In: Accounting
Complexity may be at issue. In order to be an effective regulator of the financial markets, one must have an extensive knowledge of the complex instruments that are traded in today's markets. Just about the only place to gain that knowledge is within the financial industry itself. As a result, there is a revolving door between the regulatory agencies and the financial industry. Most of the regulators will one day return to the financial industry in a lucrative position.
Do you think this contributes to the lax enforcement?
Yes, I do think that this contributes to lax enforcement in a way. At the end of the day the goal of effective regulation is to ensure that the functioning of the financial markets is proper. Fairness of the financial markets and the firms that engage in financial activity is one of the key pillars of effective enforcement. Thus the goal of good and effective enforcement is to keep the financial markets efficient as well as transparent, both at the same time. Another goal is fair and honest treatment of customers and clients that are active in the market.

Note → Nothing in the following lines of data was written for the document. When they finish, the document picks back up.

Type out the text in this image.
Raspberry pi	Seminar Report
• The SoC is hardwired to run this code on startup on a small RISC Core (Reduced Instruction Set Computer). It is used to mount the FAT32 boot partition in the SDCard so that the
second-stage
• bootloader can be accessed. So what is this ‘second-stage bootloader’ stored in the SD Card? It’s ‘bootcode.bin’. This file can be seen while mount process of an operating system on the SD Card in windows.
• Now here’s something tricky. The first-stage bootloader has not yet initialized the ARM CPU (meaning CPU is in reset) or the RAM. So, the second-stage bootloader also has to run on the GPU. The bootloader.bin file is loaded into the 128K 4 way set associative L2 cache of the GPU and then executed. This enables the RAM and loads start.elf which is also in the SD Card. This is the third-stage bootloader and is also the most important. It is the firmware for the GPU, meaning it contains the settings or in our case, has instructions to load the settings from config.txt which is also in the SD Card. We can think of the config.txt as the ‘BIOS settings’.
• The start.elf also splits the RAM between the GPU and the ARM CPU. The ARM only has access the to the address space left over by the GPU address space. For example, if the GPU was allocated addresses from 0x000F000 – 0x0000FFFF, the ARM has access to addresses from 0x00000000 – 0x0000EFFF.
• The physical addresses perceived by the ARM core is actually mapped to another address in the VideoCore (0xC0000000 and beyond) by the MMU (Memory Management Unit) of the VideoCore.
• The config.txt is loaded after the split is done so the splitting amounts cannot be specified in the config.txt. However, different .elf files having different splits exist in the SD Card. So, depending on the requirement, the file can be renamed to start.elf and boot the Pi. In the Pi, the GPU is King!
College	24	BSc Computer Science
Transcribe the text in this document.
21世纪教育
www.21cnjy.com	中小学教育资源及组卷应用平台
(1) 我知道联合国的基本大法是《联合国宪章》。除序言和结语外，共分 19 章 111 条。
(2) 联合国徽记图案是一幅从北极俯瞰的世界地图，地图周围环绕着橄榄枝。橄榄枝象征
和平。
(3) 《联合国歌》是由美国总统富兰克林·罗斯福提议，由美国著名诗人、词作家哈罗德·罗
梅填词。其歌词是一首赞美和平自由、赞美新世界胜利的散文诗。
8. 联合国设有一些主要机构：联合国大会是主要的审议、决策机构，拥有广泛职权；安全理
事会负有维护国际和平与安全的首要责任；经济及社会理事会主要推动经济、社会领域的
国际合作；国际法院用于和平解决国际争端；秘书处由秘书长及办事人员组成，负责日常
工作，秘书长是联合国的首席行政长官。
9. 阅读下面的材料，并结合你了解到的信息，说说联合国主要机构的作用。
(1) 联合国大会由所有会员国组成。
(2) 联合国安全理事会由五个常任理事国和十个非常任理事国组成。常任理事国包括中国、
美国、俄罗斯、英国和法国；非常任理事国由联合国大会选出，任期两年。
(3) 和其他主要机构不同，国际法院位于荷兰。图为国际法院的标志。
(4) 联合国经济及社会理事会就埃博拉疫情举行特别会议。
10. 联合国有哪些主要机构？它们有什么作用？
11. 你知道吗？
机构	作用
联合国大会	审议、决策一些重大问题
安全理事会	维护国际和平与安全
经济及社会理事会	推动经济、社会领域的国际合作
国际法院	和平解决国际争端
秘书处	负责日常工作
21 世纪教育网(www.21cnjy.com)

Now regulators access the financial industry themselves to gain knowledge of new financial products that are being introduced. For instance in the 2000s many new financially engineered products based on the concepts of derivatives, asset backed securities etc. were introduced. These financially engineered products were highly complex in nature and hence beyond the comprehension of regulators. As such many regulators accessed the financial markets to seek knowledge and gain and develop a better understanding of these complex financial products. With time they saw that the financial markets offered a highly lucrative career proposition and as it has been said rightly in the question that one day they end up joining the financial industry. What this does is that it dilutes the effectiveness of regulators in the long run.